If the names are not given, top and p_{i} are assigned. For example, to generate \(B^0\to K\pi\), one would do:

import phasespace

N_EVENTS = 1000

B0_MASS = 5279.58
PION_MASS = 139.57018
KAON_MASS = 493.677

decay = phasespace.nbody_decay(B0_MASS, [PION_MASS, KAON_MASS],
                               top_name="B0", names=["pi", "K"])
weights, particles = decay.generate(n_events=N_EVENTS)

In this example, decay is simply a GenParticle with the corresponding children.

Eager execution

By default, phasespace uses TensorFlow to build a graph of the computations. This is usually more performant, especially if used multiple times. However, this has the disadvantage that _inside_ phasespac, the actual values are not computed on Python runtime, e.g. if a breakpoint is set the values of a tf.Tensor won’t be available.

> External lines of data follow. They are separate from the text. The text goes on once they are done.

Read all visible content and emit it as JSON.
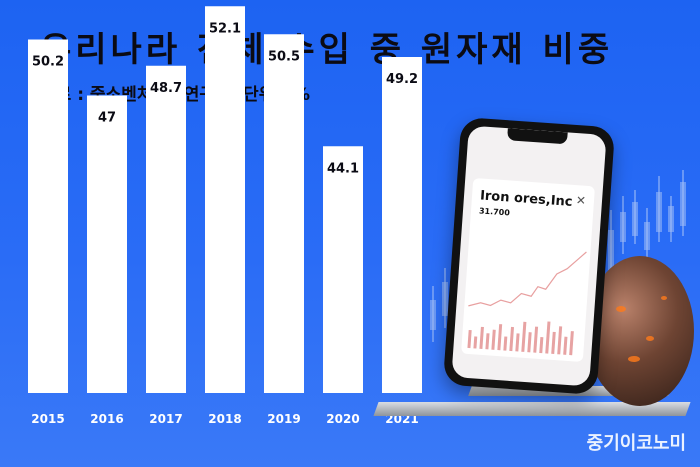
{
  "title": "우리나라 전체 수입 중 원자재 비중",
  "subtitle": "자료 : 중소벤처기업연구원, 단위 : %",
  "watermark": "중기이코노미",
  "phone": {
    "ticker": "Iron ores,Inc",
    "price": "31.700"
  },
  "colors": {
    "background": "#1d63f2",
    "bar": "#ffffff",
    "text": "#0b0b14"
  },
  "chart_data": {
    "type": "bar",
    "title": "우리나라 전체 수입 중 원자재 비중",
    "categories": [
      "2015",
      "2016",
      "2017",
      "2018",
      "2019",
      "2020",
      "2021"
    ],
    "values": [
      50.2,
      47,
      48.7,
      52.1,
      50.5,
      44.1,
      49.2
    ],
    "value_labels": [
      "50.2",
      "47",
      "48.7",
      "52.1",
      "50.5",
      "44.1",
      "49.2"
    ],
    "grid": false
  }
}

TensorFlow (since version 2.0) however can easily switch to so called “eager execution”: in this mode, it behaves the same as Numpy; values are computed instantly and the Python code is not only executed once but every time.

To switch this on or off, the global flag in TensorFlow tf.config.run_functions_eagerly(True) or the enviroment variable “PHASESPACE_EAGER” (which switches this flag) can be used.

Random numbers

The random number generation inside phasespace is transparent in order to allow for deterministic behavior if desired. A function that uses random number generation inside always takes a seed (or rng) argument. The behavior is as follows

  • if no seed is given, the global random number generator of TensorFlow will be used. Setting this instance explicitly or by setting the seed via tf.random.set_seed allows for a deterministic execution of a whole _script_.

  • if the seed is a number it will be used to create a random number generator from this. Using the same seed again will result in the same output.

  • if the seed is an instance of tf.random.Generator, this instance will directly be used and advances an undefined number of steps.